Unfortunately, Newton’s method as explained in Section 11.3.1 does not exist in SciPy. However, there are many alternatives and we will just illustrate only one of them here.

from scipy.optimize import minimize_scalar
import random

draw_f()
for i in range(10):
  x_0 = random.randint(-5, 5) # A random integer in [-5, 5]
  result = minimize_scalar(f, method='golden', tol=0.001, options={'maxiter': 50})
  x_min = result['x']
  print("trial", i, "led to x_min: ", x_min, ", f'(x_min): ", f_deriv(x_min))
  plt.scatter(x_min, f(x_min))

trial 0 led to x_min:  1.4872654968309704e-08 , f'(x_min):  2.974530993661941e-08
trial 1 led to x_min:  1.4872654968309704e-08 , f'(x_min):  2.974530993661941e-08
trial 2 led to x_min:  1.4872654968309704e-08 , f'(x_min):  2.974530993661941e-08
trial 3 led to x_min:  1.4872654968309704e-08 , f'(x_min):  2.974530993661941e-08
trial 4 led to x_min:  1.4872654968309704e-08 , f'(x_min):  2.974530993661941e-08
trial 5 led to x_min:  1.4872654968309704e-08 , f'(x_min):  2.974530993661941e-08
trial 6 led to x_min:  1.4872654968309704e-08 , f'(x_min):  2.974530993661941e-08
trial 7 led to x_min:  1.4872654968309704e-08 , f'(x_min):  2.974530993661941e-08
trial 8 led to x_min:  1.4872654968309704e-08 , f'(x_min):  2.974530993661941e-08
trial 9 led to x_min:  1.4872654968309704e-08 , f'(x_min):  2.974530993661941e-08

11.4. Important Concepts

We would like our readers to have grasped the following crucial concepts and keywords from this chapter:

• Taylor Series for function approximation.

• Newton’s method for finding the roots and the minima of functions.

• Local minimum vs. global minimum.

11.5. Further Reading

• Taylor Series: https://openstax.org/books/calculus-volume-2/pages/6-3-taylor-and-maclaurin-series

• Newton’s Method:

  • https://openstax.org/books/calculus-volume-1/pages/4-9-newtons-method

  • http://www.opentextbookstore.com/calc/2_7.pdf

11.6. Exercises

• For the Taylor series approximation of \(x^3\) in Section 11.1.1:

  1. Discuss how and why the approximation is changing when we add more terms.

  2. Discuss why having 3 terms in the approximation yields a function that is very close to the original function.

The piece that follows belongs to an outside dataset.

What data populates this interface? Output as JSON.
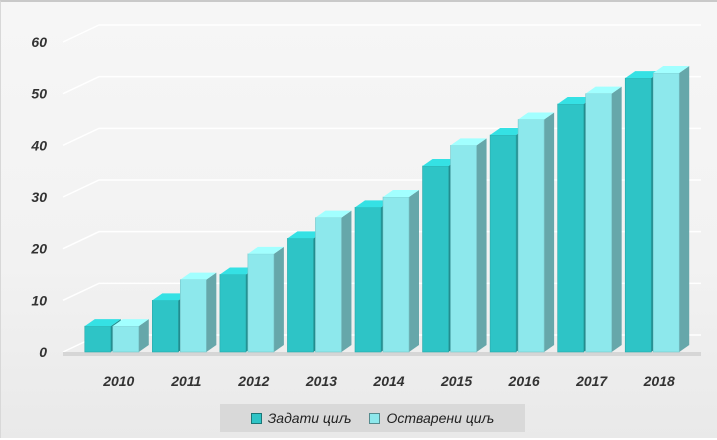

  3. Write a Python code that checks whether an approximation is exactly the same as the function being approximated. Use this code to check whether using 3 terms in Taylor series expansion was sufficient for approximating \(x^3\).

• Approximate the \(\sin\) function using Taylor Series:

  1. Approximate the \(\sin\) function with the Taylor Series expansion by taking \(a=0\). You will need the \(n\)th derivative of \(\sin\), which turns out to be simply \(\frac{d^{n}}{d x^{n}} \sin(x) = \sin(x+n\pi/2)\).

  2. Plot the approximation for different number of terms (\(m\)): 1, 2, 3 and 4. Observe what happens when more terms are added to the approximation.

  3. Compare your approximation results to those we obtained for \(x^3\). Discuss the reasons for similarities and differences.

• Find the roots of the following functions using Newton’s Method:

  1. \(f(x)=x^2-4\) for \(x\in [-5, 5]\).

  2. \(f(x)=sin(x)\) for \(x\in [0, \pi]\).

  3. \(f(x)=log(x)\) for \(x\in [0.5, 2.5]\).

• Consider a second-order function, e.g. \(f(x)=x^2-4\), which has a minimum at \(x=0\).

  1. Plot \(f()\) and its derivative \(f'()\) using matplotlib.

  2. Do you see a link between the root of \(f'()\) and the minimum of \(f()\)?

  3. Using scipy.optimize.newton() function, which is for finding the roots of a function, find the minimum of function \(f()\). Hint: A minimum is a root of the first order derivative.